Studi ini juga memperkenalkan kerangka customer experience maturity dalam tiga tahap, yaitu:
1. Passive Stage: Perusahaan yang masih menggunakan analisis manual dan melakukannya berdasarkan kebutuhan/ad hoc dan bukan bagian dari strategi keseluruhan.
2. Reactive Stage: Pada tahap ini, perusahaan mulai menggunakan dashboard analisi otomatis agar feedback terintegrasi langsung antar departemen.
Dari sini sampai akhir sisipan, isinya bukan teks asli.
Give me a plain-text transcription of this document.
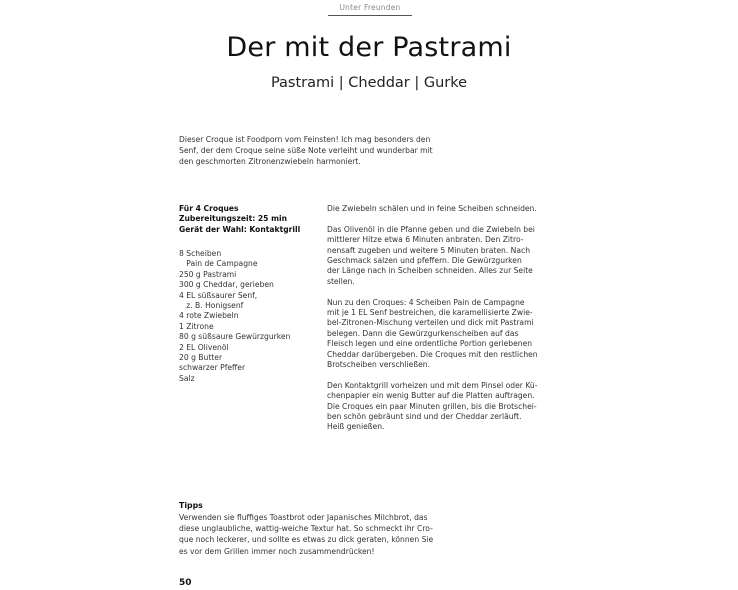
Unter Freunden
Der mit der Pastrami
Pastrami | Cheddar | Gurke
Dieser Croque ist Foodporn vom Feinsten! Ich mag besonders den
Senf, der dem Croque seine süße Note verleiht und wunderbar mit
den geschmorten Zitronenzwiebeln harmoniert.
Für 4 Croques
Zubereitungszeit: 25 min
Gerät der Wahl: Kontaktgrill
8 Scheiben
Pain de Campagne
250 g Pastrami
300 g Cheddar, gerieben
4 EL süßsaurer Senf,
z. B. Honigsenf
4 rote Zwiebeln
1 Zitrone
80 g süßsaure Gewürzgurken
2 EL Olivenöl
20 g Butter
schwarzer Pfeffer
Salz

Die Zwiebeln schälen und in feine Scheiben schneiden.

Das Olivenöl in die Pfanne geben und die Zwiebeln bei
mittlerer Hitze etwa 6 Minuten anbraten. Den Zitro-
nensaft zugeben und weitere 5 Minuten braten. Nach
Geschmack salzen und pfeffern. Die Gewürzgurken
der Länge nach in Scheiben schneiden. Alles zur Seite
stellen.

Nun zu den Croques: 4 Scheiben Pain de Campagne
mit je 1 EL Senf bestreichen, die karamellisierte Zwie-
bel-Zitronen-Mischung verteilen und dick mit Pastrami
belegen. Dann die Gewürzgurkenscheiben auf das
Fleisch legen und eine ordentliche Portion geriebenen
Cheddar darübergeben. Die Croques mit den restlichen
Brotscheiben verschließen.

Den Kontaktgrill vorheizen und mit dem Pinsel oder Kü-
chenpapier ein wenig Butter auf die Platten auftragen.
Die Croques ein paar Minuten grillen, bis die Brotschei-
ben schön gebräunt sind und der Cheddar zerläuft.
Heiß genießen.

Tipps
Verwenden sie fluffiges Toastbrot oder Japanisches Milchbrot, das
diese unglaubliche, wattig-weiche Textur hat. So schmeckt ihr Cro-
que noch leckerer, und sollte es etwas zu dick geraten, können Sie
es vor dem Grillen immer noch zusammendrücken!
50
Mereka akan melakukan tindakan yang dibutuhkan untuk menyelesaikan permasalahan dengan pelanggan yang tidak puas.
Baca Juga: Tingkatkan Kepuasan Pelanggan, Kebutuhan akan Conversational AI Makin Meningkat
3. Proactive Stage: Tahap ini perusahaan sudah sadar penuh dengan kebutuhan customer experience dengan menggunakan sistem analisis teks berbasis AI, analisis potensi penurunan pelanggan, Perusahaan sudah menggunakan data close loop untuk melakukan perbaikan pada produk maupun proses secara berlanjut.
Berdasarkan data yang diambil, ditemukan bahwa saat ini customer experience maturity di Indonesia sudah berada dalam tahap reaktif bersamaan dengan Malaysia dan Thailand melampaui Filipina, Vietnam, dan Bangladesh yang masih dalam tahap Pasif. Sedangkan saat ini yang sudah lebih siap, yaitu India, Russia, Dubai, Australia, Prancis, Inggris, dan Amerika Serikat.
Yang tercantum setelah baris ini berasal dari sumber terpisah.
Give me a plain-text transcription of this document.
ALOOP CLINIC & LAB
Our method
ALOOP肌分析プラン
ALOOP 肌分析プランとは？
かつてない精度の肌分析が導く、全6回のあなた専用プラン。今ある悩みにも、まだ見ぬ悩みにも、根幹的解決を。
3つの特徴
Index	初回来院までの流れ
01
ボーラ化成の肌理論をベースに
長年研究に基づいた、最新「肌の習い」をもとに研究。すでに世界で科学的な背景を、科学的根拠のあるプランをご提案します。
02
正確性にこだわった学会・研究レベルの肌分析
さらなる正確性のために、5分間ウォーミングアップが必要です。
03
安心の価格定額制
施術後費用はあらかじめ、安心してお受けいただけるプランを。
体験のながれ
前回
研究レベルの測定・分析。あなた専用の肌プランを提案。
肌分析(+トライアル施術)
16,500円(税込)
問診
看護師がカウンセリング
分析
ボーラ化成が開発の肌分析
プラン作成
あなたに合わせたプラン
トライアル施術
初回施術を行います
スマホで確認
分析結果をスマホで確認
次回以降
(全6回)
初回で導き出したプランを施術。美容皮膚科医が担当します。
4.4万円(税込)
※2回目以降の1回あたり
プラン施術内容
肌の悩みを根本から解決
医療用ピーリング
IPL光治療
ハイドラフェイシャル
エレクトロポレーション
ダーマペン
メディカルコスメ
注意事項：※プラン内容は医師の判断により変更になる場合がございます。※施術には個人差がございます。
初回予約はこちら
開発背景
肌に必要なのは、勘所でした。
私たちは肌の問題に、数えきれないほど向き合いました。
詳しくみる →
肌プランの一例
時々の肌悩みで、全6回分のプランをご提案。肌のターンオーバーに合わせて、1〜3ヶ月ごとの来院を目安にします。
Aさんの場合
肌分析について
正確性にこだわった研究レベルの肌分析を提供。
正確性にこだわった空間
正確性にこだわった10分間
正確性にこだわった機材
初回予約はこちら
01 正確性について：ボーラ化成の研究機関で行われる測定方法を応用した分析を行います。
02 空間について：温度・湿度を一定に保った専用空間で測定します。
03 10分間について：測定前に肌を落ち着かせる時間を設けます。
Namun, dalam kemajuan tersebut, ada beberapa tantangan yang harus dihadapi perusahaan di Indonesia, di antaranya kurangnya sumber daya yang menyebabkan rendahnya pemanfaatan kemampuan. Berdasarkan data, NPS/CSAT sudah seperti KPI namun tidak ada tindakan yang diambil atas data yang diterima. Tim yang sudah menggunakan customer experience belum menggunakan sistem yang mumpuni. Misalnya, pengambilan keputusan oleh customer experience leader.
Selain itu, tantangan dari segi kemampuan teknologi. Sebanyak 63% responden menyatakan bahwa mereka tidak memiliki sistem teknologi yang terintegrasi dan menurut 55% lainnya adalah kurangnya tampilan data/profil customer yang terkonsolidasi.
Baca Juga: Menilik Fenomena Breadcrumbing dalam Bisnis, Memikat Pelanggan dengan Roti Gratis
Kemudian, tidak adanya dukungan dari departemen lain. Ada 54% responden menyatakan sangat sulit untuk bekerja sama dalam peningkatan customer experience ke departemen lain.
Berdasarkan data tersebut, Vika Indriyasari Commercial Director Surveysenum menambahkan, "Ada tiga elemen yang 'harus dimiliki' oleh program customer experience yang unggul, yaitu investasi dalam tim dan juga peningkatan keahlian tim customer experience, kemudian teknologi customer experience yang lebih mumpuni, dan integrasi teknologi antar pemangku kepentingan di perusahaan," terangnya.